The complaint argues that the First Amendment protects the right of the state party to run a presidential delegate selection process as it sees fit, and the Nevada Republican Party (apparently) desires to hold caucuses. But the Nevada legislature two years ago approved a switch to a primary process in AB126. The Nevada Republican Party is suing to stop that.
The Supreme Court in 1981 offered a succinct, if somewhat messy, statement of the legal framework (which I highlighted during last year’s DNC calendar shuffle) in Democratic Party of the United States v. Wisconsin ex rel. La Follette:
The State has a substantial interest in the manner in which its elections are conducted, and the National Party has a substantial interest in the manner in which the delegates to its National Convention are selected. But these interests are not incompatible, and to the limited extent they clash in this case, both interests can be preserved. The National Party rules do not forbid Wisconsin to conduct an open primary. But if Wisconsin does open its primary, it cannot require that Wisconsin delegates to the National Party Convention vote there in accordance with the primary results, if to do so would violate Party rules.
States can, essentially, hold whatever presidential primaries they like, whenever they like, however they like. But the national party is not obligated to recognize the results ahead of the presidential nominating convention.
Nevada Republicans, then, are free to hold a nominating caucus at the time and place they want. The State of Nevada, however, is also free to hold a presidential primary. Voters who participate in that primary may not affect the outcome of the selection of delegates–essentially, a “beauty contest.”
This is hardly novel. In 2016, for instance, Bernie Sanders won the Washington caucus–which was a step in sending delegates to the Democratic national convention–while Hillary Clinton later that year won the Washington presidential preference primaries–which were non-binding and had no formal outcome on the process.
Now, AB126 provides, “Any rules or regulations of the party governing the election of delegates and alternates to the national convention of the party, or directing the votes of delegates at the national convention must reasonably reflect the results of the presidential preference primary election, if one has been held for the party.” That is clearly unenforceable against the Nevada Republican Party per Democratic Party v. Wisconsin. (UPDATE: It appears that this provision was then repealed by SB292 months after it was enacted, so it’s not clear that there’s much left to this suit….)

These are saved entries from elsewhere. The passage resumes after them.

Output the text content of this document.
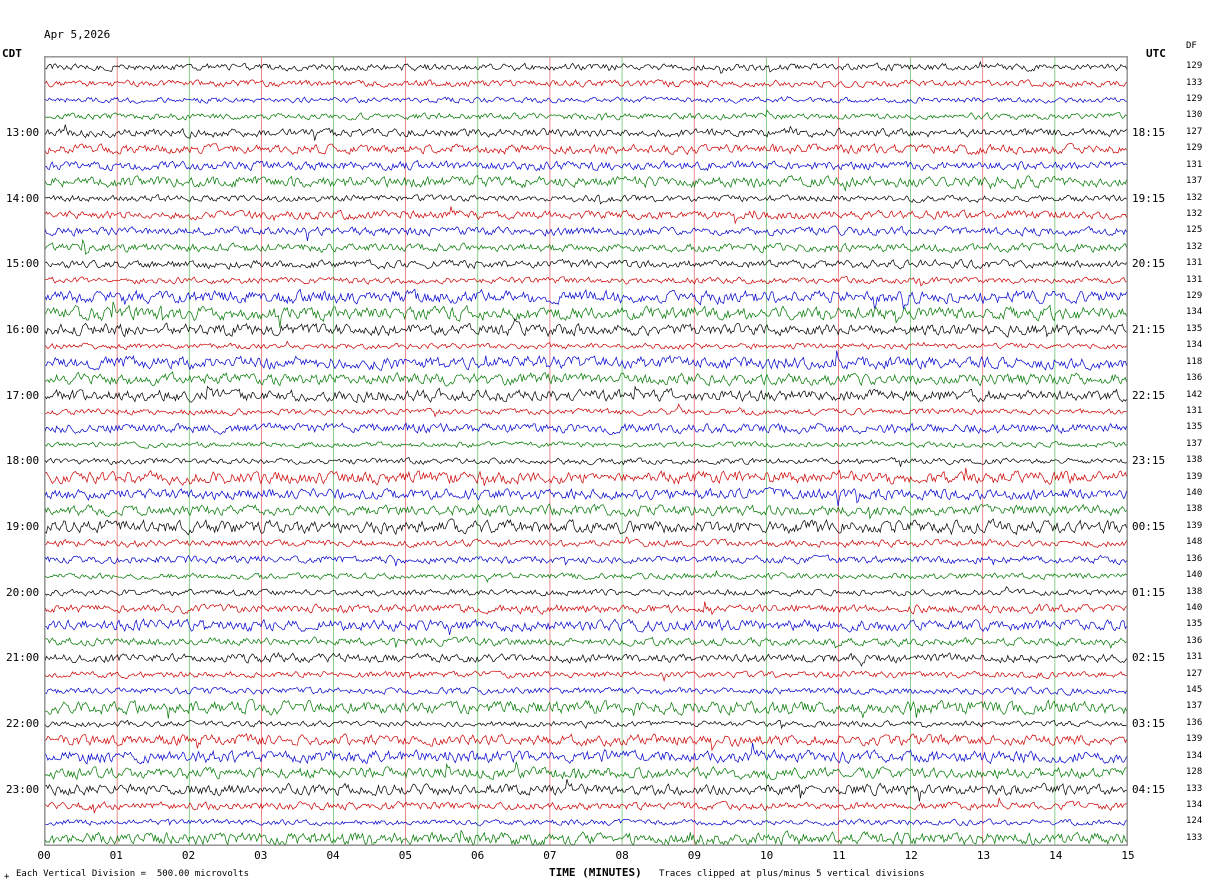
Apr 5,2026

CDT	UTC
DF
13:00
14:00
15:00
16:00
17:00
18:00
19:00
20:00
21:00
22:00
23:00
18:15
19:15
20:15
21:15
22:15
23:15
00:15
01:15
02:15
03:15
04:15
129
133
129
130
127
129
131
137
132
132
125
132
131
131
129
134
135
134
118
136
142
131
135
137
138
139
140
138
139
148
136
140
138
140
135
136
131
127
145
137
136
139
134
128
133
134
124
133
00	01	02	03	04	05	06	07	08	09	10	11	12	13	14	15
+ Each Vertical Division =  500.00 microvolts	TIME (MINUTES) Traces clipped at plus/minus 5 vertical divisions
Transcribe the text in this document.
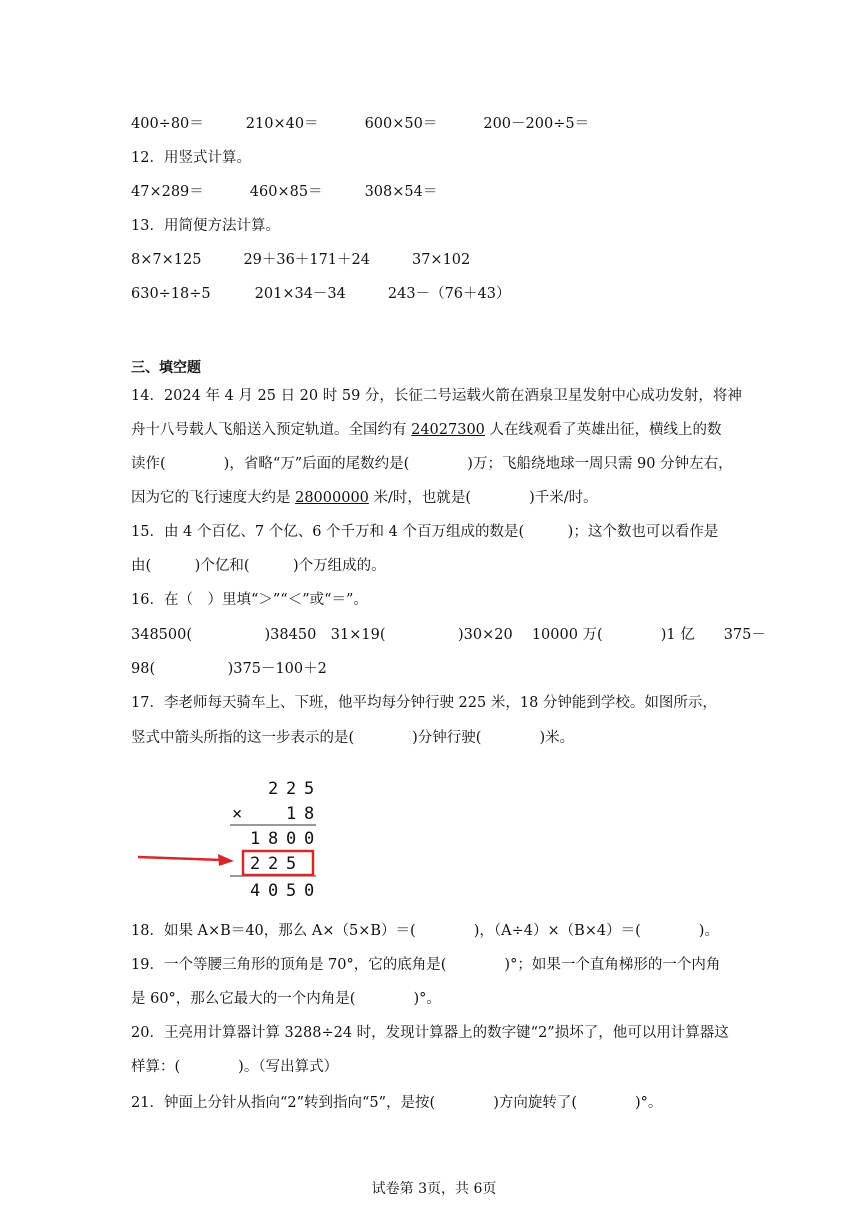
400÷80＝	210×40＝	600×50＝	200－200÷5＝
12．用竖式计算。
47×289＝	460×85＝	308×54＝
13．用简便方法计算。
8×7×125	29＋36＋171＋24	37×102
630÷18÷5	201×34－34	243－（76＋43）
三、填空题
14．2024 年 4 月 25 日 20 时 59 分，长征二号运载火箭在酒泉卫星发射中心成功发射，将神
舟十八号载人飞船送入预定轨道。全国约有 24027300 人在线观看了英雄出征，横线上的数
读作(　　　　)，省略“万”后面的尾数约是(　　　　)万；飞船绕地球一周只需 90 分钟左右，
因为它的飞行速度大约是 28000000 米/时，也就是(　　　　)千米/时。
15．由 4 个百亿、7 个亿、6 个千万和 4 个百万组成的数是(　　　)；这个数也可以看作是
由(　　　)个亿和(　　　)个万组成的。
16．在（　）里填“＞”“＜”或“＝”。
348500(　　　　　)38450　31×19(　　　　　)30×20　 10000 万(　　　　)1 亿　　375－
98(　　　　　)375－100＋2
17．李老师每天骑车上、下班，他平均每分钟行驶 225 米，18 分钟能到学校。如图所示，
竖式中箭头所指的这一步表示的是(　　　　)分钟行驶(　　　　)米。
2 2 5
×	1 8
1 8 0 0
2 2 5
4 0 5 0
18．如果 A×B＝40，那么 A×（5×B）＝(　　　　)，（A÷4）×（B×4）＝(　　　　)。
19．一个等腰三角形的顶角是 70°，它的底角是(　　　　)°；如果一个直角梯形的一个内角
是 60°，那么它最大的一个内角是(　　　　)°。
20．王亮用计算器计算 3288÷24 时，发现计算器上的数字键“2”损坏了，他可以用计算器这
样算：(　　　　)。（写出算式）
21．钟面上分针从指向“2”转到指向“5”，是按(　　　　)方向旋转了(　　　　)°。
试卷第 3页，共 6页
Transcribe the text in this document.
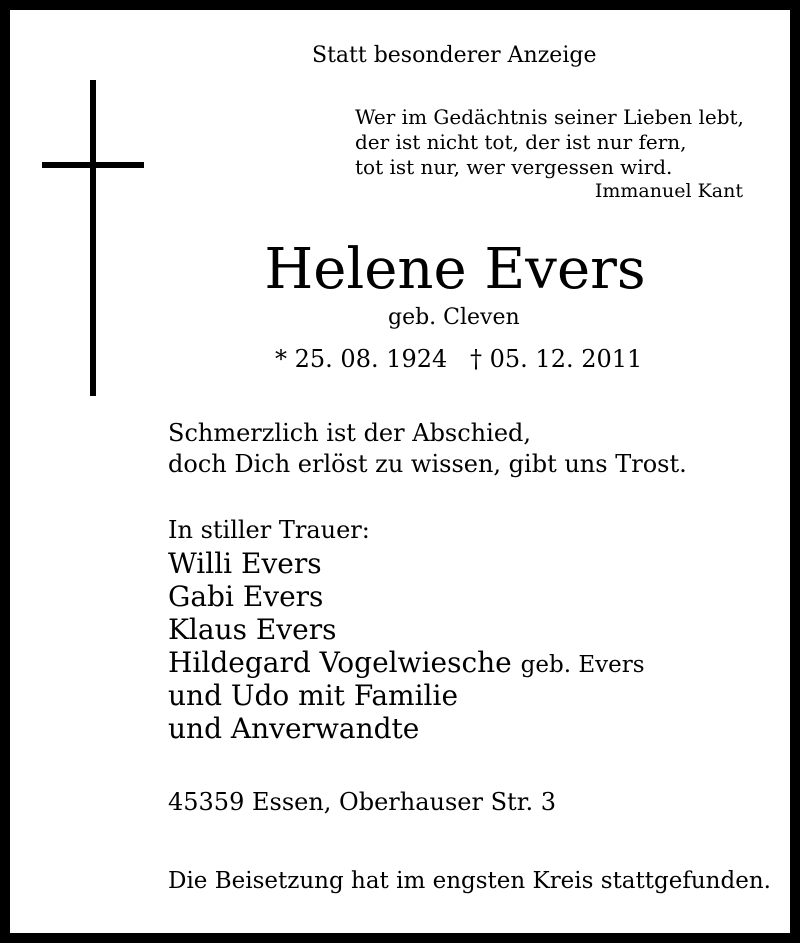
Statt besonderer Anzeige
Wer im Gedächtnis seiner Lieben lebt,
der ist nicht tot, der ist nur fern,
tot ist nur, wer vergessen wird.
Immanuel Kant
Helene Evers
geb. Cleven
* 25. 08. 1924 † 05. 12. 2011
Schmerzlich ist der Abschied,
doch Dich erlöst zu wissen, gibt uns Trost.
In stiller Trauer:
Willi Evers
Gabi Evers
Klaus Evers
Hildegard Vogelwiesche geb. Evers
und Udo mit Familie
und Anverwandte
45359 Essen, Oberhauser Str. 3
Die Beisetzung hat im engsten Kreis stattgefunden.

So, the complaint (which could be removed to federal court as it is a First Amendment issue, although perhaps the Secretary of State chooses not to do so) could succeed in seeking injunctive relief or a writ of prohibition. That is, under on-point Supreme Court precedent, the State of Nevada cannot force the party to accept the results of a presidential primary. (Now, that being said, the complaint is fairly imprecise and does not exactly identify what the party wants to see enjoined, speaking more abstractly elsewhere about being “force[d] . . . to use a state-run primary.” The state can still hold a primary per Democratic Party v. Wisconsin.)
On the declaratory relief front, the plaintiff may fare slightly better. The Nevada Republican Party wants a declaration that the party is free to use a caucus system or that primary results are not binding.
One wrinkle to any relief, however: the complaint does not say that the Nevada Republican Party has committed to any particular presidential delegate selection process for 2024. That may mean that the complaint is not ripe for adjudication, as it is possible that the party chooses to use the primary process, and there is no legal conflict if that happens. It seems to want a declaration that it is free to do what it wants without formally indicating that it does not want a primary.
Finally, there are some “conventional wisdom” political ideas floating about that suggesting an intra-party feud, too–the conventional wisdom being, Donald Trump may fare better a smaller event with the most “die hards” in attendance, whereas a (closed) primary election that brings more Republican voters into the selection process will be to his detriment. It’s not clear whether that’s the motivation, or whether that would be the actual effect. And even here, many Republicans in the Nevada legislature favored AB126–this bill was not along starkly partisan lines. But it also highlights potential internal divisions about what process should be used.